In chemistry, the diagonal rule has several Practical applications, both theoretical and experimental. Some of these applications are:

• Determine the electronic configuration of atoms and ions in their fundamental or most stable state. This allows us to know its internal structure and its characteristics.
• predict or explain the chemical behavior of the elements and its compounds. For example, we can know what type of chemical bond they form, what type of reactions they carry out or what physical properties they present.
• Establish relationships between the periodic properties of the elements and their position in the periodic table. It is possible to know, for example, how the size of atoms varies or their tendency to gain or lose electrons, depending on their electronic configuration.
• Identify or classify chemical elements using spectroscopic techniques. These techniques are based on the emission or absorption of electromagnetic radiation by atoms when their electrons change their energy level. Here, the diagonal rule helps us to know which transitions are possible and which wavelengths correspond to each one.

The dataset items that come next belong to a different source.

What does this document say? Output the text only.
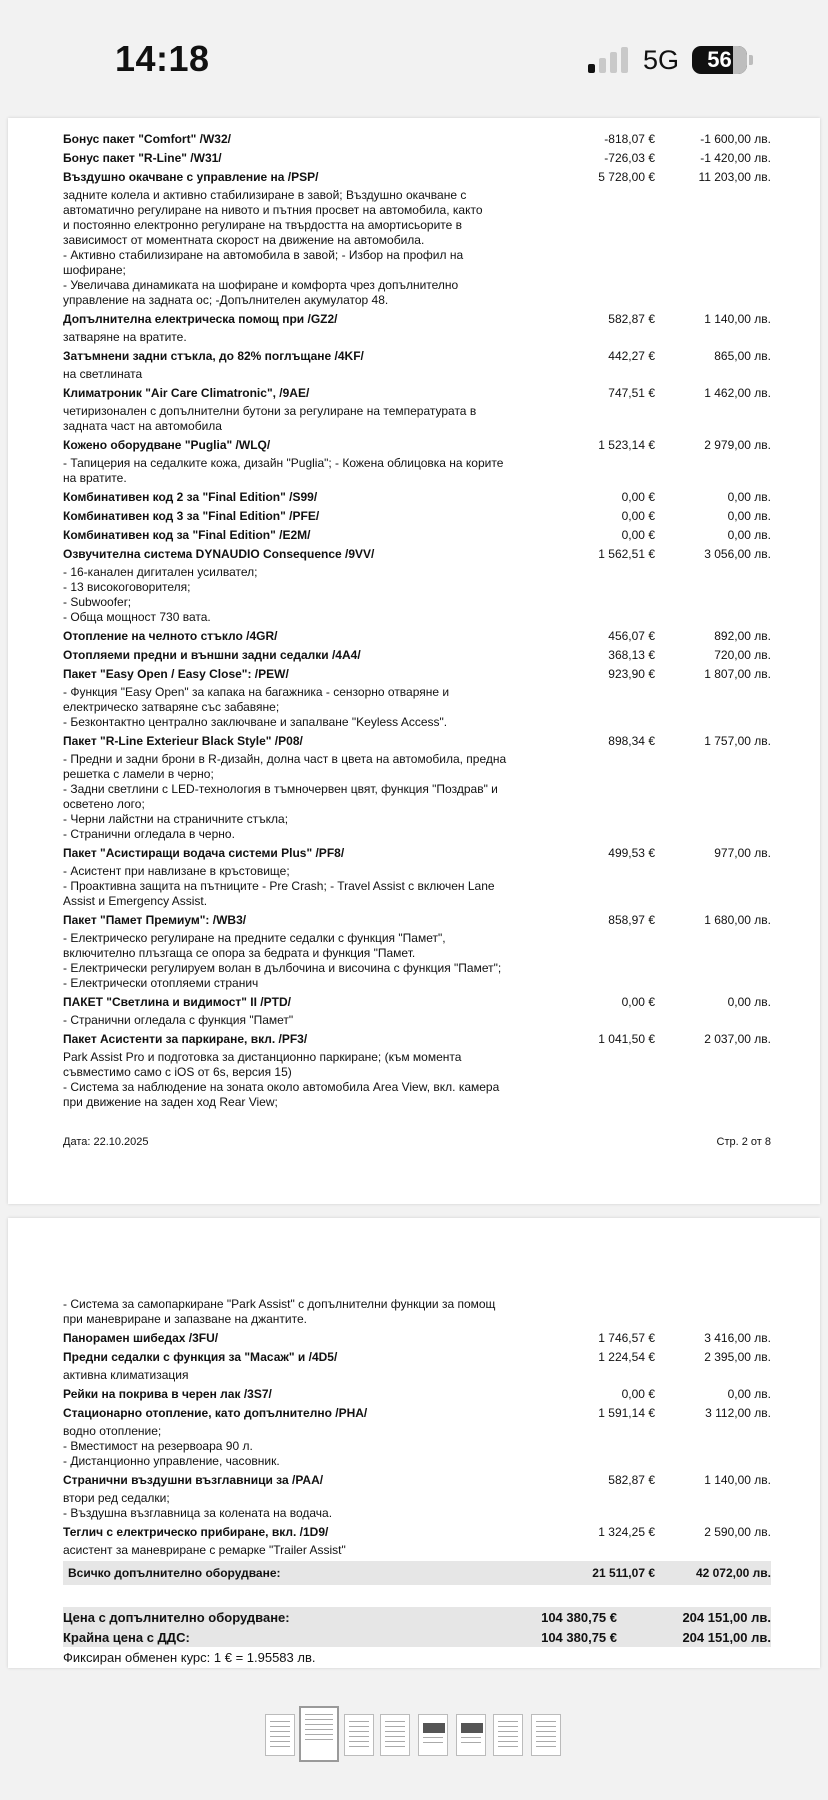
14:18	5G	56
Бонус пакет "Comfort" /W32/	-818,07 €	-1 600,00 лв.
Бонус пакет "R-Line" /W31/	-726,03 €	-1 420,00 лв.
Въздушно окачване с управление на /PSP/	5 728,00 €	11 203,00 лв.
задните колела и активно стабилизиране в завой; Въздушно окачване с
автоматично регулиране на нивото и пътния просвет на автомобила, както
и постоянно електронно регулиране на твърдостта на амортисьорите в
зависимост от моментната скорост на движение на автомобила.
- Активно стабилизиране на автомобила в завой; - Избор на профил на
шофиране;
- Увеличава динамиката на шофиране и комфорта чрез допълнително
управление на задната ос; -Допълнителен акумулатор 48.
Допълнителна електрическа помощ при /GZ2/	582,87 €	1 140,00 лв.
затваряне на вратите.
Затъмнени задни стъкла, до 82% поглъщане /4KF/	442,27 €	865,00 лв.
на светлината
Климатроник "Air Care Climatronic", /9AE/	747,51 €	1 462,00 лв.
четиризонален с допълнителни бутони за регулиране на температурата в
задната част на автомобила
Кожено оборудване "Puglia" /WLQ/	1 523,14 €	2 979,00 лв.
- Тапицерия на седалките кожа, дизайн "Puglia"; - Кожена облицовка на корите
на вратите.
Комбинативен код 2 за "Final Edition" /S99/	0,00 €	0,00 лв.
Комбинативен код 3 за "Final Edition" /PFE/	0,00 €	0,00 лв.
Комбинативен код за "Final Edition" /E2M/	0,00 €	0,00 лв.
Озвучителна система DYNAUDIO Consequence /9VV/	1 562,51 €	3 056,00 лв.
- 16-канален дигитален усилвател;
- 13 високоговорителя;
- Subwoofer;
- Обща мощност 730 вата.
Отопление на челното стъкло /4GR/	456,07 €	892,00 лв.
Отопляеми предни и външни задни седалки /4A4/	368,13 €	720,00 лв.
Пакет "Easy Open / Easy Close": /PEW/	923,90 €	1 807,00 лв.
- Функция "Easy Open" за капака на багажника - сензорно отваряне и
електрическо затваряне със забавяне;
- Безконтактно централно заключване и запалване "Keyless Access".
Пакет "R-Line Exterieur Black Style" /P08/	898,34 €	1 757,00 лв.
- Предни и задни брони в R-дизайн, долна част в цвета на автомобила, предна
решетка с ламели в черно;
- Задни светлини с LED-технология в тъмночервен цвят, функция "Поздрав" и
осветено лого;
- Черни лайстни на страничните стъкла;
- Странични огледала в черно.
Пакет "Асистиращи водача системи Plus" /PF8/	499,53 €	977,00 лв.
- Асистент при навлизане в кръстовище;
- Проактивна защита на пътниците - Pre Crash; - Travel Assist с включен Lane
Assist и Emergency Assist.
Пакет "Памет Премиум": /WB3/	858,97 €	1 680,00 лв.
- Електрическо регулиране на предните седалки с функция "Памет",
включително плъзгаща се опора за бедрата и функция "Памет.
- Електрически регулируем волан в дълбочина и височина с функция "Памет";
- Електрически отопляеми странич
ПАКЕТ "Светлина и видимост" II /PTD/	0,00 €	0,00 лв.
- Странични огледала с функция "Памет"
Пакет Асистенти за паркиране, вкл. /PF3/	1 041,50 €	2 037,00 лв.
Park Assist Pro и подготовка за дистанционно паркиране; (към момента
съвместимо само с iOS от 6s, версия 15)
- Система за наблюдение на зоната около автомобила Area View, вкл. камера
при движение на заден ход Rear View;
Дата: 22.10.2025	Стр. 2 от 8
- Система за самопаркиране "Park Assist" с допълнителни функции за помощ
при маневриране и запазване на джантите.
Панорамен шибедах /3FU/	1 746,57 €	3 416,00 лв.
Предни седалки с функция за "Масаж" и /4D5/	1 224,54 €	2 395,00 лв.
активна климатизация
Рейки на покрива в черен лак /3S7/	0,00 €	0,00 лв.
Стационарно отопление, като допълнително /PHA/	1 591,14 €	3 112,00 лв.
водно отопление;
- Вместимост на резервоара 90 л.
- Дистанционно управление, часовник.
Странични въздушни възглавници за /PAA/	582,87 €	1 140,00 лв.
втори ред седалки;
- Въздушна възглавница за колената на водача.
Теглич с електрическо прибиране, вкл. /1D9/	1 324,25 €	2 590,00 лв.
асистент за маневриране с ремарке "Trailer Assist"
Всичко допълнително оборудване:	21 511,07 €	42 072,00 лв.
Цена с допълнително оборудване:	104 380,75 €	204 151,00 лв.
Крайна цена с ДДС:	104 380,75 €	204 151,00 лв.
Фиксиран обменен курс: 1 € = 1.95583 лв.
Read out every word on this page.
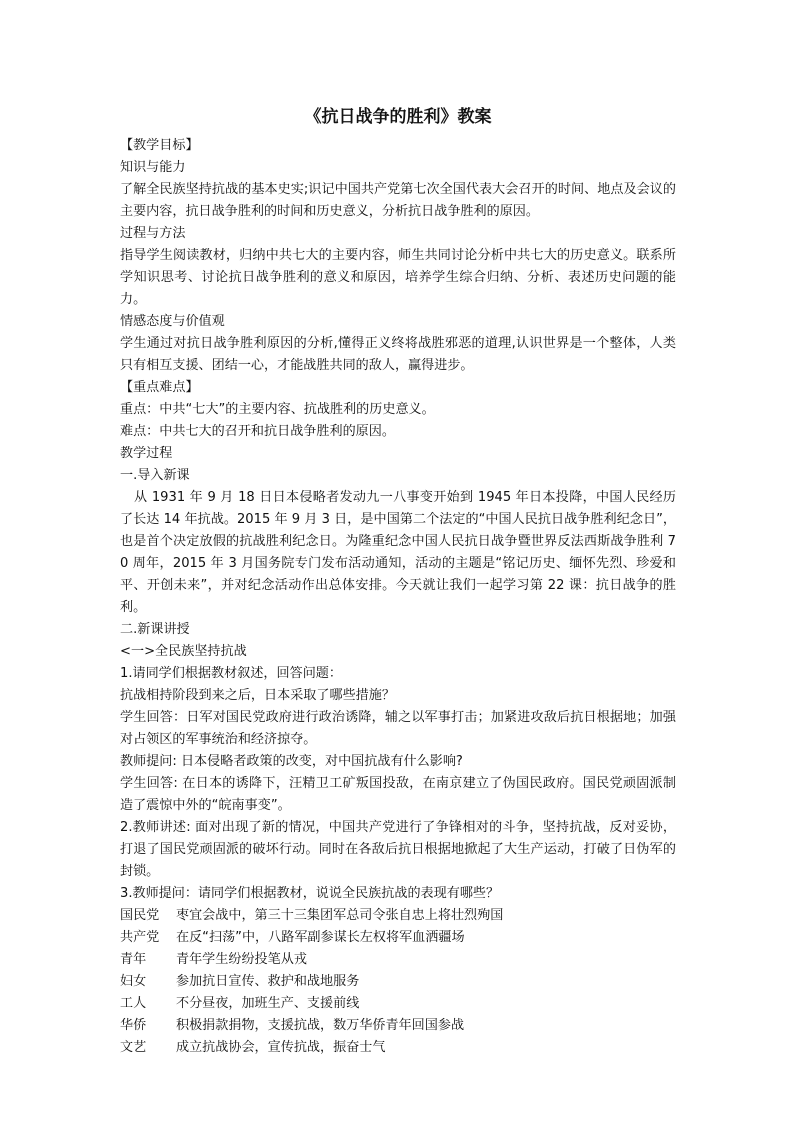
《抗日战争的胜利》教案

【教学目标】

知识与能力

了解全民族坚持抗战的基本史实;识记中国共产党第七次全国代表大会召开的时间、地点及会议的主要内容，抗日战争胜利的时间和历史意义，分析抗日战争胜利的原因。

过程与方法

指导学生阅读教材，归纳中共七大的主要内容，师生共同讨论分析中共七大的历史意义。联系所学知识思考、讨论抗日战争胜利的意义和原因，培养学生综合归纳、分析、表述历史问题的能力。

情感态度与价值观

学生通过对抗日战争胜利原因的分析,懂得正义终将战胜邪恶的道理,认识世界是一个整体，人类只有相互支援、团结一心，才能战胜共同的敌人，赢得进步。

【重点难点】

重点：中共“七大”的主要内容、抗战胜利的历史意义。

难点：中共七大的召开和抗日战争胜利的原因。

教学过程

一.导入新课

从 1931 年 9 月 18 日日本侵略者发动九一八事变开始到 1945 年日本投降，中国人民经历了长达 14 年抗战。2015 年 9 月 3 日，是中国第二个法定的“中国人民抗日战争胜利纪念日”，也是首个决定放假的抗战胜利纪念日。为隆重纪念中国人民抗日战争暨世界反法西斯战争胜利 70 周年，2015 年 3 月国务院专门发布活动通知，活动的主题是“铭记历史、缅怀先烈、珍爱和平、开创未来”，并对纪念活动作出总体安排。今天就让我们一起学习第 22 课：抗日战争的胜利。

二.新课讲授

<一>全民族坚持抗战

1.请同学们根据教材叙述，回答问题：

抗战相持阶段到来之后，日本采取了哪些措施？

学生回答：日军对国民党政府进行政治诱降，辅之以军事打击；加紧进攻敌后抗日根据地；加强对占领区的军事统治和经济掠夺。

教师提问: 日本侵略者政策的改变，对中国抗战有什么影响?

学生回答: 在日本的诱降下，汪精卫工矿叛国投敌，在南京建立了伪国民政府。国民党顽固派制造了震惊中外的“皖南事变”。

2.教师讲述: 面对出现了新的情况，中国共产党进行了争锋相对的斗争，坚持抗战，反对妥协，打退了国民党顽固派的破坏行动。同时在各敌后抗日根据地掀起了大生产运动，打破了日伪军的封锁。

3.教师提问：请同学们根据教材，说说全民族抗战的表现有哪些？

国民党	枣宜会战中，第三十三集团军总司令张自忠上将壮烈殉国
共产党	在反“扫荡”中，八路军副参谋长左权将军血洒疆场
青年	青年学生纷纷投笔从戎
妇女	参加抗日宣传、救护和战地服务
工人	不分昼夜，加班生产、支援前线
华侨	积极捐款捐物，支援抗战，数万华侨青年回国参战
文艺	成立抗战协会，宣传抗战，振奋士气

## Diagonal Rule Considerations

It is a very useful tool to determine the electronic configuration of atoms and the ions. But, there are some considerations to keep in mind when using it:

• Applies only to atoms and ions in its ground state or more stable. If they are in an excited or less stable state, their electrons can occupy orbitals with higher energy than normal.
• May fail for some items that present exceptions or anomalies in their electronic configuration. These exceptions are due to the fact that some atoms or ions prefer to have a more symmetrical or energetically stable configuration, even if they do not strictly follow the Aufbau principle. For example, the chromium atom has an electronic configuration of 4s13d5, instead of 4s23d4, because it thus has the 3d subshell half-full.
• The rule is invalid for elements beyond atomic number 104, which are called superheavy or transactinide elements. These elements have a very short life and their properties are not precisely known. In addition, its electrons move at speeds close to that of light, which means that relativistic effects that alter its electronic configuration must be taken into account.

### Examples of the rule of diagonals in chemistry

To illustrate how to apply the rule of diagonals in chemistrywe are going to see some examples of electronic configurations of atoms and ions.

carbon atom

It has an atomic number 6, which means it has 6 protons and 6 electrons. Following the rule of diagonals, its electronic configuration is:

1s22s22p2

It means that you have:

• Two electrons in the 1s subshell
• Two electrons in the 2s subshell
• Two electrons in the 2p subshell.

The 2p subshell has three orbitals, but only two are occupied by one electron each, following Hund’s principle.

Calcium ion (Ca2+)

It has an atomic number of 20, but by losing two electrons it is left with 18. According to this method, its electronic configuration is:

1s22s22p63s23p6

It means that you have:

• Two electrons in the 1s subshell
• Two electrons in the 2s subshell
• Six electrons in the 2p subshell
• Two electrons in the 3s subshell
• Six electrons in the 3p subshell.

The 4s subshell, which had two electrons in the neutral atom, is left empty when the ion is formed.

iron atom

It has an atomic number 26, which means it has 26 protons and 26 electrons. According to the rule of diagonals, its electronic configuration would be:

1s22s22p63s23p64s23d6

It means that you have:

• Two electrons in the 1s subshell
• Two electrons in the 2s subshell
• Six electrons in the 2p subshell
• Two electrons in the 3s subshell
• Six electrons in the 3p subshell
• Two electrons in the 4s subshell
• Six electrons in the 3d subshell

The 3d subshell has five orbitals: four are occupied by two electrons each and one by a single electron, according to the same principle.